Remember also, the case of Nigerian “government” property on the verge of forfeiture in the UK a few years ago. In New York and Maryland, in the US, Nigerian governors and diplomats have left behind a long trail of property issues. In 2012, Alamieyeseigha forfeited $401,931 in traceable assets to the US government when President Jonathan’s government failed to claim them.
And so, the rich continue to flourish, and in January 2026, Tax Policy Associates of the UK published the extensive investigation, ‘Who secretly owns Britain? The hidden offshore owners of £460bn of UK property.’
A report in The Londoner, based on that investigation, peeled back the layers to link the late Herbert Wigwe, the former chief executive of Access Holdings, to about 106 properties. That placed him at No. 7 on a list of “The overseas power players in London’s property market,” with each property registered under shell companies outside the country, leaving none of them directly traceable to him.
While some of these practices are legal, especially on the part of private businessmen, the problem is that Nigeria has, for decades, been burdened by an army of much smaller ants eating away at her. Most of them are pillars of society, either claiming sainthood or praying for it, while the people from whom they amassed their wealth starve to death.
But there is another side: in Nigeria, the Tax Policy Associates investigation, like the arrests of Dariye and Alamieyeseigha and the trial of Ibori, would have been impossible.
“Abuja on Thames” would never have been investigated or published. Not the Pandora Papers. Not the Panama Papers.
Because we are traders. We are either buying or selling. When the aroma of money or power is present, some would sell their very souls. It is why we are where we are.
The system, of course, is in many ways pre-rigged. On real estate matters, we operate a fragmented administrative system with multiple overlapping authorities, incomplete digitisation, and overwhelming opacity. The FCT and state capitals are stories of greed.
This is because the Land Use Act vests all land in each state in the governor (and the President for the FCT). This means that, technically, no one “owns” land outright; one only holds a Certificate of Occupancy. That creates enormous scope for discretionary allocation and corruption, since governors and the FCT minister can grant or revoke rights, and often do.

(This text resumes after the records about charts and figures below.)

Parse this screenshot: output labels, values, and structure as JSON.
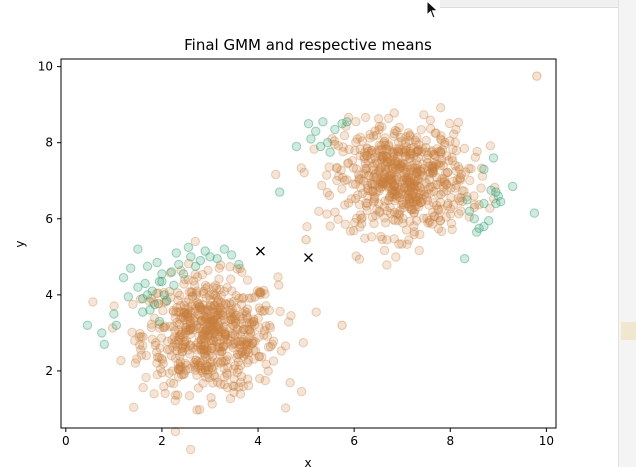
{
  "window": {
    "cursor_icon": "mouse-pointer-icon"
  },
  "chart_data": {
    "type": "scatter",
    "title": "Final GMM and respective means",
    "xlabel": "x",
    "ylabel": "y",
    "xlim": [
      -0.1,
      10.2
    ],
    "ylim": [
      0.5,
      10.2
    ],
    "xticks": [
      0,
      2,
      4,
      6,
      8,
      10
    ],
    "yticks": [
      2,
      4,
      6,
      8,
      10
    ],
    "grid": false,
    "clusters": [
      {
        "component": "orange",
        "cx": 3.0,
        "cy": 2.95,
        "sx": 0.7,
        "sy": 0.75,
        "n": 620
      },
      {
        "component": "orange",
        "cx": 7.0,
        "cy": 7.05,
        "sx": 0.7,
        "sy": 0.72,
        "n": 620
      }
    ],
    "series": [
      {
        "component": "orange",
        "color": "#c97f3b",
        "points": [
          [
            9.8,
            9.75
          ],
          [
            5.75,
            3.2
          ],
          [
            5.0,
            5.45
          ],
          [
            7.3,
            6.5
          ],
          [
            2.6,
            3.1
          ]
        ]
      },
      {
        "component": "green",
        "color": "#2e9e6e",
        "points": [
          [
            0.45,
            3.2
          ],
          [
            0.75,
            3.0
          ],
          [
            0.8,
            2.7
          ],
          [
            1.0,
            3.5
          ],
          [
            1.05,
            3.2
          ],
          [
            1.2,
            4.45
          ],
          [
            1.3,
            3.95
          ],
          [
            1.35,
            4.7
          ],
          [
            1.5,
            5.2
          ],
          [
            1.5,
            4.2
          ],
          [
            1.6,
            3.55
          ],
          [
            1.65,
            4.3
          ],
          [
            1.7,
            4.75
          ],
          [
            1.75,
            3.6
          ],
          [
            1.8,
            4.1
          ],
          [
            1.85,
            3.75
          ],
          [
            1.9,
            4.85
          ],
          [
            1.95,
            4.35
          ],
          [
            2.0,
            4.55
          ],
          [
            2.05,
            4.0
          ],
          [
            2.1,
            3.85
          ],
          [
            2.2,
            4.6
          ],
          [
            2.25,
            4.25
          ],
          [
            2.3,
            5.1
          ],
          [
            2.35,
            4.8
          ],
          [
            2.45,
            4.55
          ],
          [
            2.55,
            5.25
          ],
          [
            2.6,
            5.0
          ],
          [
            2.7,
            4.75
          ],
          [
            2.8,
            4.9
          ],
          [
            2.9,
            5.15
          ],
          [
            3.0,
            5.0
          ],
          [
            3.15,
            4.95
          ],
          [
            3.3,
            5.2
          ],
          [
            3.45,
            5.05
          ],
          [
            3.6,
            4.8
          ],
          [
            1.95,
            3.3
          ],
          [
            1.7,
            4.0
          ],
          [
            2.0,
            4.35
          ],
          [
            1.6,
            3.9
          ],
          [
            4.45,
            6.7
          ],
          [
            4.8,
            7.9
          ],
          [
            5.05,
            8.5
          ],
          [
            5.2,
            8.3
          ],
          [
            5.35,
            8.55
          ],
          [
            5.45,
            8.0
          ],
          [
            5.5,
            7.75
          ],
          [
            5.6,
            8.35
          ],
          [
            5.75,
            8.5
          ],
          [
            5.85,
            8.55
          ],
          [
            5.1,
            8.1
          ],
          [
            5.3,
            7.9
          ],
          [
            8.4,
            6.2
          ],
          [
            8.5,
            6.0
          ],
          [
            8.6,
            5.75
          ],
          [
            8.7,
            6.4
          ],
          [
            8.8,
            5.95
          ],
          [
            8.85,
            6.75
          ],
          [
            9.0,
            6.6
          ],
          [
            9.3,
            6.85
          ],
          [
            9.75,
            6.15
          ],
          [
            8.7,
            5.8
          ],
          [
            8.3,
            4.95
          ],
          [
            8.55,
            5.65
          ],
          [
            8.95,
            6.7
          ],
          [
            9.05,
            6.45
          ],
          [
            8.9,
            7.6
          ],
          [
            8.7,
            7.3
          ],
          [
            8.35,
            6.5
          ],
          [
            8.95,
            6.4
          ]
        ]
      }
    ],
    "means": [
      {
        "x": 4.05,
        "y": 5.15
      },
      {
        "x": 5.05,
        "y": 4.98
      }
    ]
  }
}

This is why an FCT minister is a king. He can allocate land to whomever he pleases:
Relatives of the First Lady were thrice removed.
His wife.
Fourth cousins.
Underage children.
Governors, again.
EFCC officials.
ICPC officials.
Code of Conduct Bureau officials.
Girlfriends and their friends.
Supreme Court judges.
Court of Appeal judges.
INEC officials.
Senators.
Top police officers.
Among others, remember the FCT land scam of 2004; the Ministerial allegations involving the current FCT Minister, Nyesom Wike; and the 57 multi-billion-naira properties linked to former Attorney-General Abubakar Malami.
Just imagine what a Tax Policy Associates-style investigation of real estate ownership in Nigeria’s big cities would reveal.
Because in Nigeria, power is deployed into service only when we pray in the mosque or the church. Outside that, power is for the self.
And if you can export that power abroad in funds that belong to the commonwealth, to deprive other Nigerians of it and make you live like a king forever, so much the better!